Another common falsehood is “I am not a crook, so it doesn’t matter who knows what.”  There are two problems with this one.  First is, given the large mass of confusing and contradictory legislation, court rulings, and bureaucratic edicts, how do you know you’re not a crook?  The truth is, in this modern age, you are a crook if any penny-ante bureaucrat decides to make you a crook, even if you haven’t actually violated any law.  It is not even necessary to charge you with anything; all they have to do is put you “under investigation”, or spread a few rumors.  Enough innocuous information about you can be pieced together in such a way that you appear to be a crook.  The second problem is that even innocuous information can make you a target for blackmail, if it is construed “in the right way”.  Remember, the government already assumes you are a crook, since you are required to sign your tax forms under penalty of perjury.

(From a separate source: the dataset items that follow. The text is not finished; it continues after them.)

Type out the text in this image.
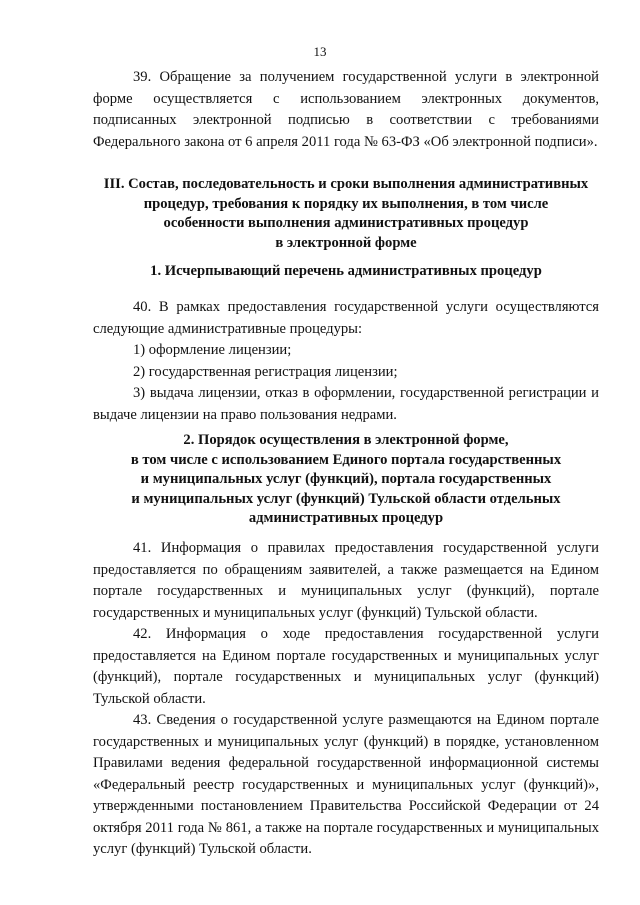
13

39. Обращение за получением государственной услуги в электронной форме осуществляется с использованием электронных документов, подписанных электронной подписью в соответствии с требованиями Федерального закона от 6 апреля 2011 года № 63-ФЗ «Об электронной подписи».

III. Состав, последовательность и сроки выполнения административных
процедур, требования к порядку их выполнения, в том числе
особенности выполнения административных процедур
в электронной форме
1. Исчерпывающий перечень административных процедур

40. В рамках предоставления государственной услуги осуществляются следующие административные процедуры:

1) оформление лицензии;

2) государственная регистрация лицензии;

3) выдача лицензии, отказ в оформлении, государственной регистрации и выдаче лицензии на право пользования недрами.

2. Порядок осуществления в электронной форме,
в том числе с использованием Единого портала государственных
и муниципальных услуг (функций), портала государственных
и муниципальных услуг (функций) Тульской области отдельных
административных процедур

41. Информация о правилах предоставления государственной услуги предоставляется по обращениям заявителей, а также размещается на Едином портале государственных и муниципальных услуг (функций), портале государственных и муниципальных услуг (функций) Тульской области.

42. Информация о ходе предоставления государственной услуги предоставляется на Едином портале государственных и муниципальных услуг (функций), портале государственных и муниципальных услуг (функций) Тульской области.

43. Сведения о государственной услуге размещаются на Едином портале государственных и муниципальных услуг (функций) в порядке, установленном Правилами ведения федеральной государственной информационной системы «Федеральный реестр государственных и муниципальных услуг (функций)», утвержденными постановлением Правительства Российской Федерации от 24 октября 2011 года № 861, а также на портале государственных и муниципальных услуг (функций) Тульской области.
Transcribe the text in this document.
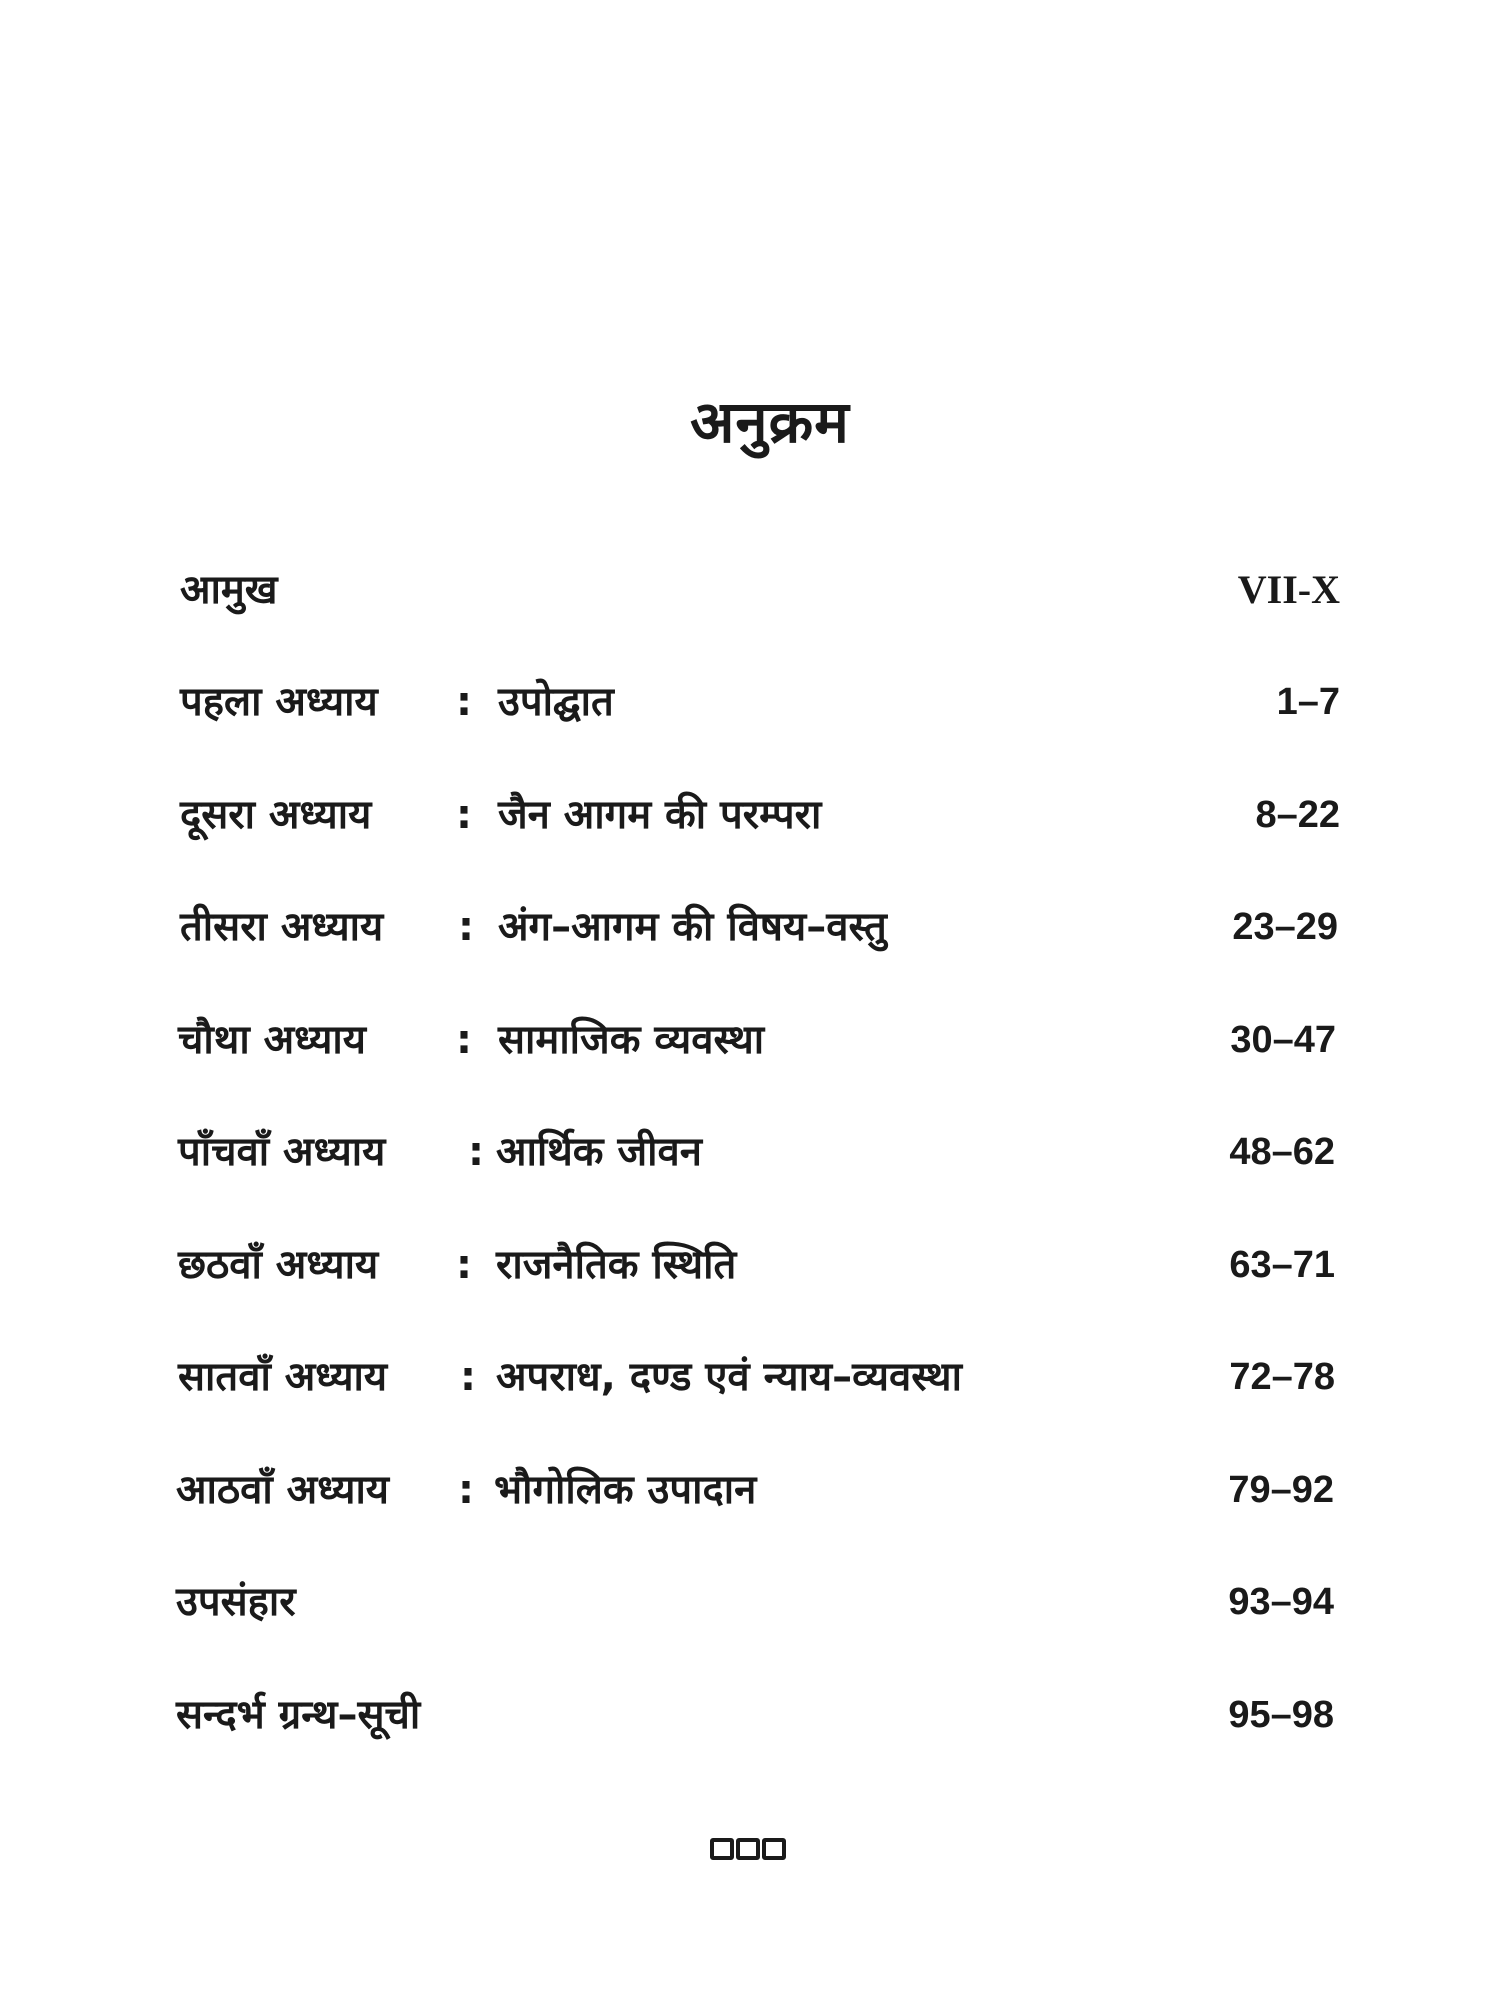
अनुक्रम
आमुख	VII-X
पहला अध्याय : उपोद्घात	1–7
दूसरा अध्याय : जैन आगम की परम्परा	8–22
तीसरा अध्याय : अंग–आगम की विषय–वस्तु	23–29
चौथा अध्याय : सामाजिक व्यवस्था	30–47
पाँचवाँ अध्याय : आर्थिक जीवन	48–62
छठवाँ अध्याय : राजनैतिक स्थिति	63–71
सातवाँ अध्याय : अपराध, दण्ड एवं न्याय–व्यवस्था	72–78
आठवाँ अध्याय : भौगोलिक उपादान	79–92
उपसंहार	93–94
सन्दर्भ ग्रन्थ–सूची	95–98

The third common fallacy is “no one is interested in me”.  The fact is that everyone is interested in you, albeit for different reasons.  The commercial world is interested so they can send you advertisements and sell your data to other advertisers and “interested parties”, although you do not know who the “interested parties” are.  The government is interested because it wants to know who holds what political opinions, which is to say, whether you are a friend or an enemy of the political establishment.  It is worse than that: now that “political correctness” has reached extreme levels, one post on an obscure social media site can get you fired from your job, and it is possible that you could have difficulty finding work.  You can be denied the ability to provide for your family because some screeching moron with political or media connections was offended (or pretends to be offended) by some comment you made.  The lesson here is: if you tell them something, the commercial world will try to sell you something, and the political world will try to regulate you.  Both are equally bad because you, the citizen, have allowed yourself to become a commodity to be used and abused as the powerful see fit.  Since you are the commodity, there is always an interest in you.

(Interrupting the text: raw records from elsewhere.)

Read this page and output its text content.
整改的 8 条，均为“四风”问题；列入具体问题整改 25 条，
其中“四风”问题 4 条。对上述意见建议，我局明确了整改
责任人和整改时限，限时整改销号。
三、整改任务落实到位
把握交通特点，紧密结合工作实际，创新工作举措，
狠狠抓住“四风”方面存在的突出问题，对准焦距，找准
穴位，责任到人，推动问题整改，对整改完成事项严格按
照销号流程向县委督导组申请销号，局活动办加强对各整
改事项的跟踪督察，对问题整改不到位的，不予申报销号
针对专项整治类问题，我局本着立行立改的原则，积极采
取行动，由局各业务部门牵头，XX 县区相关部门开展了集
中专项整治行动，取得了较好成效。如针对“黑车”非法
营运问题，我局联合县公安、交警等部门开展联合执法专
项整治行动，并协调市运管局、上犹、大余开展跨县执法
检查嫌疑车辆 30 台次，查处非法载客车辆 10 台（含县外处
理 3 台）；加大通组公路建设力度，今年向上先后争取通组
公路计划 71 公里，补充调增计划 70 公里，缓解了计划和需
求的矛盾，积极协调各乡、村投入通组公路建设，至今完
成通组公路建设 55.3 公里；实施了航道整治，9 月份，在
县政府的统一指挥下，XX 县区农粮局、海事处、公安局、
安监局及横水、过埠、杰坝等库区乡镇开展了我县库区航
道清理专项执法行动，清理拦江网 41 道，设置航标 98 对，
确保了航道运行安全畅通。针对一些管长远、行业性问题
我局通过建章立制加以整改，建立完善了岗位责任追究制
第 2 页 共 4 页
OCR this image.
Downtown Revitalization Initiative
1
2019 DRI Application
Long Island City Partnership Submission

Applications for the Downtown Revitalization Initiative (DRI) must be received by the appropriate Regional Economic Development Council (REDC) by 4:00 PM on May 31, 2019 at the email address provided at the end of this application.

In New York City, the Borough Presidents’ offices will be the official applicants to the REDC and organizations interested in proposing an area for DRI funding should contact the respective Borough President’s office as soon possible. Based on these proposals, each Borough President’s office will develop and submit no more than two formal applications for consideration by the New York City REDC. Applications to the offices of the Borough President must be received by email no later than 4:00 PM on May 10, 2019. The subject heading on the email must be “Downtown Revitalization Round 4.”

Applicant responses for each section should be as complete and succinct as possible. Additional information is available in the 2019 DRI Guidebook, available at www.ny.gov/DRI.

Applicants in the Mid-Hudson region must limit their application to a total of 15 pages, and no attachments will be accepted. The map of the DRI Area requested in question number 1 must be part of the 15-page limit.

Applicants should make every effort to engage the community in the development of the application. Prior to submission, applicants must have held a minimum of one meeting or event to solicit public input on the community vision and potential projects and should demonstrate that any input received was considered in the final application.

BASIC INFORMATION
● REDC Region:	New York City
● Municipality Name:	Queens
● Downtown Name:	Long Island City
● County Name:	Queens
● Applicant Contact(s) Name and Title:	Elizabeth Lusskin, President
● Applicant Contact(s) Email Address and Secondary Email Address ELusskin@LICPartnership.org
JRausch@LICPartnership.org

The last one I’ll consider is “the government cannot do anything they want.”  How do you know?  Can your mayor call the IRS and get copies of all your tax returns?  Can the local school board access a database and find out if you are opposed to “Core Math”?  There is no way for us, the common citizen, to know if any of these are happening.  Certainly government employees are not going to admit to doing anything that violates their oaths, or that openly violates your rights.  But it would be short-sighted to assume that governments and corporations are not cooperating; a government can hire a private corporation to do indirectly what the government cannot do directly.  No one is going to tell us anything about what the government and corporations are actually doing with any data about us.  There is no reason to assume that corporations or the government are keeping their “privacy” promises.  Therefore, there is no reason for you, the citizen, to tell them anything of value.

There are no doubt a great many other common fallacies about privacy, but I think you get the idea.  Privacy is exactly what it says it means: it is private until you say otherwise.